None of Gerhardt’s poetry has so well lent itself to English words as this hymn of praise for God’s goodness and of contemplation of the joys in the next world, and the translators have without exception reproduced most successfully the exquisite feeling for nature which Gerhardt manifests, whether he be singing of forest and brook, or of flowers and fields. Only Miss Winkworth and Dr. Alexander of the four or five prominent translators omit stanza XIV, and they do so apparently on the ground that it contains a complexity of figures. Dr.
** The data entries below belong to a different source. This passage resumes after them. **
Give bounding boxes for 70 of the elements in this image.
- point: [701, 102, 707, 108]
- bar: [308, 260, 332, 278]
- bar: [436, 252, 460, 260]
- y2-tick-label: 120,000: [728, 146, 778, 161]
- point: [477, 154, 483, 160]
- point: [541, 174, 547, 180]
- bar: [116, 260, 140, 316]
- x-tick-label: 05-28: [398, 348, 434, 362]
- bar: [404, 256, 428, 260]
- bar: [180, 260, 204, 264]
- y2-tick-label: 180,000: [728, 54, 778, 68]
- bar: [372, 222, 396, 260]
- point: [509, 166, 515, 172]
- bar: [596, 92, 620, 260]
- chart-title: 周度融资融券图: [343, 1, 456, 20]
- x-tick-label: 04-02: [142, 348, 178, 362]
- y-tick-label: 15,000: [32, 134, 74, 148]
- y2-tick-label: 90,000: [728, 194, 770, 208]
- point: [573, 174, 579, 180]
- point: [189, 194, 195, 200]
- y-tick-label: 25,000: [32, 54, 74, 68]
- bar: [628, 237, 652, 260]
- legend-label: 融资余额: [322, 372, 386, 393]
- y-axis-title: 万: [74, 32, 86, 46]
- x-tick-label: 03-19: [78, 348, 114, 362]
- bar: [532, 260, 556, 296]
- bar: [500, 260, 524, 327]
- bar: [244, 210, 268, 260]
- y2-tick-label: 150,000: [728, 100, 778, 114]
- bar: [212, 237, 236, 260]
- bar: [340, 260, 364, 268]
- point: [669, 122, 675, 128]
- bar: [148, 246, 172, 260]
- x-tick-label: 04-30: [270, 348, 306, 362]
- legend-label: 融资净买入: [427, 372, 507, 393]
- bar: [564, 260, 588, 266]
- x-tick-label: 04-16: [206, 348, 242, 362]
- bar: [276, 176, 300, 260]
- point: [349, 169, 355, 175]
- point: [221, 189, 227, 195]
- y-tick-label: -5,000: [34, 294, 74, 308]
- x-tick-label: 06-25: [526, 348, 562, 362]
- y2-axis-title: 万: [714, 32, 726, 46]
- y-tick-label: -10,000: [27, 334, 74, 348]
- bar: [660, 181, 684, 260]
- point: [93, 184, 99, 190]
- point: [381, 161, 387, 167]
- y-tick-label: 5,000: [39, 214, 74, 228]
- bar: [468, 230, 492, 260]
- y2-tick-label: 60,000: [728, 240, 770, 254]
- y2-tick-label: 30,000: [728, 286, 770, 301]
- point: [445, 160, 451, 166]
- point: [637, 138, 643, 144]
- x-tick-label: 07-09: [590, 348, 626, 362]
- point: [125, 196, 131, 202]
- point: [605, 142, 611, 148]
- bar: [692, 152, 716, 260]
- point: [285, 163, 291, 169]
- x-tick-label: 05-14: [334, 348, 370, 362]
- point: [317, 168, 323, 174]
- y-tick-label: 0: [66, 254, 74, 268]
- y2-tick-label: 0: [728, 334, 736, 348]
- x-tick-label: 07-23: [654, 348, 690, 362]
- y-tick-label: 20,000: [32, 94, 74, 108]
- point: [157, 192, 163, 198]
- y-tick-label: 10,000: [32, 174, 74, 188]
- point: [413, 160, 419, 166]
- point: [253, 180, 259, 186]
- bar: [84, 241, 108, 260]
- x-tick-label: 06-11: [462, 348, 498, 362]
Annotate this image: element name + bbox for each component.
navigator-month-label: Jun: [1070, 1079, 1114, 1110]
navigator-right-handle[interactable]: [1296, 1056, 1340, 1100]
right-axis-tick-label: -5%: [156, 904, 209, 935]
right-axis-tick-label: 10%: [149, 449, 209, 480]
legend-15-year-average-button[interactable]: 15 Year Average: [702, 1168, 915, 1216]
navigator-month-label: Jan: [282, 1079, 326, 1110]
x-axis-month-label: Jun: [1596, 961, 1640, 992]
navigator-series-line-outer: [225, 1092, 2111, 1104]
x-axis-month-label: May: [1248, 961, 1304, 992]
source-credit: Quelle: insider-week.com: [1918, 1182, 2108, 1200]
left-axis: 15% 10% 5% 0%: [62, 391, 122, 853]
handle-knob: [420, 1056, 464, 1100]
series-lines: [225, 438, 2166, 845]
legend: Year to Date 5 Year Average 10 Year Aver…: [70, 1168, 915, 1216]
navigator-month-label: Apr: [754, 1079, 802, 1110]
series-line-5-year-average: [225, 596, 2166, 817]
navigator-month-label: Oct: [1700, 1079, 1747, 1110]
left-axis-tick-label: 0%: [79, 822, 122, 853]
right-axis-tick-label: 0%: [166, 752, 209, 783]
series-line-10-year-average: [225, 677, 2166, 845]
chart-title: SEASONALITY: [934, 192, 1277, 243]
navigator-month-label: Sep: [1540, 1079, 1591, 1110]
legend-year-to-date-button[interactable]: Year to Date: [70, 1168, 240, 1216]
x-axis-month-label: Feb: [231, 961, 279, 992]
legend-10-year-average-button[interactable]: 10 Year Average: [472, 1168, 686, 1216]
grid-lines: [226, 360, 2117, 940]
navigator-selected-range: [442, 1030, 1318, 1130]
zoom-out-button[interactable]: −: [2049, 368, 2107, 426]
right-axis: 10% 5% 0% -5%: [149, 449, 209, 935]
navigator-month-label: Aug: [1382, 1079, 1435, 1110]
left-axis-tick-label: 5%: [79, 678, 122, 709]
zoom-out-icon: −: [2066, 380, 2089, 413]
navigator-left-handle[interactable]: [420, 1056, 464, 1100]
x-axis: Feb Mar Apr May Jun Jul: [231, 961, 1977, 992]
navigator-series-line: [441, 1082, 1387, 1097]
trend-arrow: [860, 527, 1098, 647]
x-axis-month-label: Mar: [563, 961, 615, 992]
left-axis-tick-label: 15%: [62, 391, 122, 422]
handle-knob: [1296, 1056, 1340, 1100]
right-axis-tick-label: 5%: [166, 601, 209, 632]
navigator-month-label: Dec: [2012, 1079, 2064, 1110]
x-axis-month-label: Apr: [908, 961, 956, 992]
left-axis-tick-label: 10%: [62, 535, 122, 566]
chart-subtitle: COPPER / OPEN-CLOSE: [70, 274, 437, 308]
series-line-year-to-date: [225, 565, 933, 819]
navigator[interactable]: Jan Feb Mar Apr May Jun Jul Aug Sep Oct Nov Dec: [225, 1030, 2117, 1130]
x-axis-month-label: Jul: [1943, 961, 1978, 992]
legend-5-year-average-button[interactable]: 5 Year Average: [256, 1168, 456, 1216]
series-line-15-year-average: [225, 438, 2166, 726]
Massie whose version except for the last stanza has more truly poetic lines than any other offers this paraphrase:
Make for thy spirit ample room,
That thus I may forever bloom.
Like plants which root have taken:
Oh let me in thy garden be
A flourishing and righteous tree,
Which never shall be shaken.
So well have all the translators succeeded that it would be perhaps merely a matter of individual taste as to which of the many excellent lines are deserving of highest praise. Of stanza III Dr. Massie’s verses are both more literal and harmonious than the others. Gerhardt sings:
Die Lerche schwingt sich in die Luft,
Das Täublein fleugt aus seiner Kluft
Und macht sich in die Wälder.
Dr. Massie interprets:
The lark mounts singing to the skies:
The dove forsakes her clefts, and flies
To shady groves and alleys.
Miss Winkworth:
The lark soars singing into space,
The dove forsakes her hiding-place,
And coos the woods among.
The lark aspiring soars on high,
Flies from her cleft the dove so shy,
And seeks the woodland shadow.
Dr. Alexander:
The lark floats high before the breeze,
The dove toward the forest-trees
From covert speeds along.
This last version is marred by the accent’s falling on the unstressed syllable of “toward” in line 2. Several of our American hymnals contain the cento of four stanzas from Miss Winkworth’s version (Gerhardt stanzas VIII-XI incl.) whose ring gives the freshness appropriate in an outdoor hymn of Spring and Summer.